Cochrane Review Finds Ubiquinol Associated with Reduced Heart Failure

Heart failure is on the rise with the aging of the population and the superimposed effect of COVID-19 vaccination causing subclinical myopericarditis and contributing to the long-term risk of cardiomyopathy and heart failure

Most of the body’s daily requirement for coenzyme Q10 (CoQ10) is produced within the body.

Only a small amount of CoQ10 is ingested from food (typically 5 mg/day [5]).

It is estimated that the daily requirement for CoQ10, from both endogenous bio-synthesis and food sources, is about 500 mg.

This estimate serves as the justification for the size of the dosage (typically 300 mg/day) that is used in many clinical trial studies.

As we grow older, the ability of the body to synthesise its own CoQ10 decreases; optimal human bio-synthesis occurs in the mid-twenties, with a continual gradual decline in tissue levels thereafter [6].

In addition to the normal aging process, CoQ10 levels have also been shown to be depleted in a number of disorders, particularly heart disease [7].

CoQ10 in the oxidised form (ubiquinone) and the reduced form (ubiquinol); is continually inter-converted within cells as part of the normal function of CoQ10.

In the blood, CoQ10 is transported in ubiquinol form (bound to low-density lipoprotein- and very low-density lipoprotein- cholesterol), irrespective of the initial dietary form (ubiquinone or ubiquinol) [11].

Recent technical improvements in encapsulation methods have made the production of CoQ10 supplements in the ubiquinol form possible that may be more bioavailable.

A 2021 Cochrane review found that with oral supplementation of 200 to 400 mg of CoQ10 per day yielded favorable results when added to heart failure drug therapy.

“We included eleven studies, with 1573 participants, comparing coenzyme Q10 to placebo or conventional therapy (control). In the majority of the studies, sample size was relatively small.

There were important differences among studies in daily coenzyme Q10 dose, follow-up period, and the measures of treatment. All studies had unclear, or high risk of bias, or both, in one or more bias domains.

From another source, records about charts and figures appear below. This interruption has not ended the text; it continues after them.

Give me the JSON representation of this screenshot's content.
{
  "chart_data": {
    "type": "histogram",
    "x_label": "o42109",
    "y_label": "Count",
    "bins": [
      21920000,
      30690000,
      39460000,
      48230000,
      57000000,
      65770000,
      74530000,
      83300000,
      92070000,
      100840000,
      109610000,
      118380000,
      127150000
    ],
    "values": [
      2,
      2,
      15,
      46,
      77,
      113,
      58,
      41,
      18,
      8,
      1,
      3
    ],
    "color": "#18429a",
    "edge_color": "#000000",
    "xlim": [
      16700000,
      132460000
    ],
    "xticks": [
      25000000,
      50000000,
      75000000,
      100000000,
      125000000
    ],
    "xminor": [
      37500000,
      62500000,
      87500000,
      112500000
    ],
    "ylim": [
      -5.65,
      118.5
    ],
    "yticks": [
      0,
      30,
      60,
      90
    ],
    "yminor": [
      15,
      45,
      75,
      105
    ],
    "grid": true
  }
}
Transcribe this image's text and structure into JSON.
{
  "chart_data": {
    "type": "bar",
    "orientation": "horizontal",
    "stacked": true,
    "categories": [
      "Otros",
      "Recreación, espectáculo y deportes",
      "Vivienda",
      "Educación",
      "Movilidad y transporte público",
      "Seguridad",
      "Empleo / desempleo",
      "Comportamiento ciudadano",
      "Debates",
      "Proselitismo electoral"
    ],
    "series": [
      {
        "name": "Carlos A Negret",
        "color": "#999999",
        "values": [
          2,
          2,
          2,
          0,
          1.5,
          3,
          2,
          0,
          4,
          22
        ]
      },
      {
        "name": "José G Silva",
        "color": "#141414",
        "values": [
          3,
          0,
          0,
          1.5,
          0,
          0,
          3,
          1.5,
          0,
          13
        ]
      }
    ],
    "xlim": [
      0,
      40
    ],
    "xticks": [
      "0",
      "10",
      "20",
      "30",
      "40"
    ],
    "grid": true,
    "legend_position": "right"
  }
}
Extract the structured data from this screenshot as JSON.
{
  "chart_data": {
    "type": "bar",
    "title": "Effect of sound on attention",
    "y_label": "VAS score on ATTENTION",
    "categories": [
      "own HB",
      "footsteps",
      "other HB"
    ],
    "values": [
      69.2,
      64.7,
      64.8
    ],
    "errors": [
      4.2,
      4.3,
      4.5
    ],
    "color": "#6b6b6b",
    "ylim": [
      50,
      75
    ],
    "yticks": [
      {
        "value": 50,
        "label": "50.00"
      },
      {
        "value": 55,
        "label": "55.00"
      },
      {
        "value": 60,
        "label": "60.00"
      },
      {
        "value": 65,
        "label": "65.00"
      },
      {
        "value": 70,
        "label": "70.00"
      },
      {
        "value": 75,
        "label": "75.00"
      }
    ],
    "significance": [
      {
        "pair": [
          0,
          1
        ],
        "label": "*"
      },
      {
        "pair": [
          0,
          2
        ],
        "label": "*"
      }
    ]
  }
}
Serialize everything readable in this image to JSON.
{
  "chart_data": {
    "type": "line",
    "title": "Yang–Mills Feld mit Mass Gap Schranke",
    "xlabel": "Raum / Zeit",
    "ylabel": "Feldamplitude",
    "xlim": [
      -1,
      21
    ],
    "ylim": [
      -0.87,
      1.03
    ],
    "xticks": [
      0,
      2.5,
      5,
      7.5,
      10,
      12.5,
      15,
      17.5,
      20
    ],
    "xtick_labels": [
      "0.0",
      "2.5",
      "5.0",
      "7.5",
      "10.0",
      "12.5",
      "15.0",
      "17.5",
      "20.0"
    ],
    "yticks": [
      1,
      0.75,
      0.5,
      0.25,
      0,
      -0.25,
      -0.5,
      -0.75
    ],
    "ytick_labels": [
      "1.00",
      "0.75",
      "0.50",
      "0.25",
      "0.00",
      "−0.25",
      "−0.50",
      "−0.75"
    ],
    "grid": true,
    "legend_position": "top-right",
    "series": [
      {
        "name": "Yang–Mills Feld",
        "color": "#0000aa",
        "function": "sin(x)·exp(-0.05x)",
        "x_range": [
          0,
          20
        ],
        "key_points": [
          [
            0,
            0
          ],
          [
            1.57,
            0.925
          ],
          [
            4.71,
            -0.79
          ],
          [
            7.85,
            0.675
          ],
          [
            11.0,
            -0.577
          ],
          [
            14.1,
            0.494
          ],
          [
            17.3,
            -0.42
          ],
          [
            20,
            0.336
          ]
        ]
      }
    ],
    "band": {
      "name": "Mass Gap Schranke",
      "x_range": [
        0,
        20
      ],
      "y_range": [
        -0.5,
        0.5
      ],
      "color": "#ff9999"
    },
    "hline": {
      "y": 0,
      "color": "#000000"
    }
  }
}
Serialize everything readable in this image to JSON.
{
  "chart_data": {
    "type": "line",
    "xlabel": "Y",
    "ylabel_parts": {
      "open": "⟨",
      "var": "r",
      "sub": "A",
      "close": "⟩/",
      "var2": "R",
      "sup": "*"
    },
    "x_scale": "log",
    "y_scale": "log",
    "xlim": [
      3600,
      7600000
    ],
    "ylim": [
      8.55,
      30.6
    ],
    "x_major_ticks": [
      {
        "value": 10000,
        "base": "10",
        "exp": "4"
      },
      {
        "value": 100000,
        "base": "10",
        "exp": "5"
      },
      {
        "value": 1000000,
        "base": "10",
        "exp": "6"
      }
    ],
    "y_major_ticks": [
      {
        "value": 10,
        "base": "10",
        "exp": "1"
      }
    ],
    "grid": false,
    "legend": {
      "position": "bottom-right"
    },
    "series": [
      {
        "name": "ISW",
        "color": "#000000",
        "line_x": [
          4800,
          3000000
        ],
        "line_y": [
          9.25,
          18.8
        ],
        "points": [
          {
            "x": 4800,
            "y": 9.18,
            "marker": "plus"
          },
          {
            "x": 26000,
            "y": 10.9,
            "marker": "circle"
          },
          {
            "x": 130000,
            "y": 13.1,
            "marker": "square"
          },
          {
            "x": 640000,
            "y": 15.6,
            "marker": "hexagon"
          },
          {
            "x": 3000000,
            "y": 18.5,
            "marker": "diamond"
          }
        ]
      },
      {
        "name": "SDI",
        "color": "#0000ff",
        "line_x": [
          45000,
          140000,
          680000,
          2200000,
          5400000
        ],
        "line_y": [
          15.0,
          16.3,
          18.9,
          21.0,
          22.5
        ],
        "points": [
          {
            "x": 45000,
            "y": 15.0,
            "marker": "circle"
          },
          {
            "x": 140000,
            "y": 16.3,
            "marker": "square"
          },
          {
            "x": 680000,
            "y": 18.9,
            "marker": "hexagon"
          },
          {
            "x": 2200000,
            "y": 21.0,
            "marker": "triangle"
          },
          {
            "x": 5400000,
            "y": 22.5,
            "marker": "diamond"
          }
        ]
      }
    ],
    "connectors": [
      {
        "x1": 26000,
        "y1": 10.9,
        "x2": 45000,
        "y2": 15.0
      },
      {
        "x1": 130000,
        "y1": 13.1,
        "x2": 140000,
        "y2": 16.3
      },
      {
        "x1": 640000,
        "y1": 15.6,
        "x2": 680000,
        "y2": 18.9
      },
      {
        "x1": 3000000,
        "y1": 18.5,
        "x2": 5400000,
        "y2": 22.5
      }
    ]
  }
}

We were only able to conduct meta-analysis for some of the outcomes. None of the included trials considered quality of life, measured on a validated scale, exercise variables (exercise haemodynamics), or cost-effectiveness.

Coenzyme Q10 probably reduces the risk of all-cause mortality more than control (RR 0.58, 95 percent CI 0.35 to 0.95; 1 study, 420 participants; number needed to treat for an additional beneficial outcome (NNTB) 13.3; moderate-quality evidence).

There was low-quality evidence of inconclusive results between the coenzyme Q10 and control groups for the risk of myocardial infarction (RR 1.62, 95 percent CI 0.27 to 9.59; 1 study, 420 participants), and stroke (RR 0.18, 95 percent CI 0.02 to 1.48; 1 study, 420 participants).

Coenzyme Q10 probably reduces hospitalisation related to heart failure (RR 0.62, 95 percent CI 0.49 to 0.78; 2 studies, 1061 participants; NNTB 9.7; moderate-quality evidence).

Very low-quality evidence suggests that coenzyme Q10 may improve the left ventricular ejection fraction (MD 1.77, 95 percent CI 0.09 to 3.44; 7 studies, 650 participants), but the results are inconclusive for exercise capacity (MD 48.23, 95 percent CI -24.75 to 121.20; 3 studies, 91 participants); and the risk of developing adverse events (RR 0.70, 95 percent CI 0.45 to 1.10; 2 studies, 568 participants).”

Qazi et al have reported from 16 studies that oral supplementation of CoQ10 is associated with a 40% improvement in exercise capacity.

Because CoQ10 is very well tolerated and the unknowns of vaccine heart damage and heart failure risk, I have upgraded my recommendation of CoQ10 to 800 mg a day.

This is conservative and may hit a dose target which future studies would find an improvement in left ventricular ejection fraction to go along with reductions in heart failure hospitalization and death.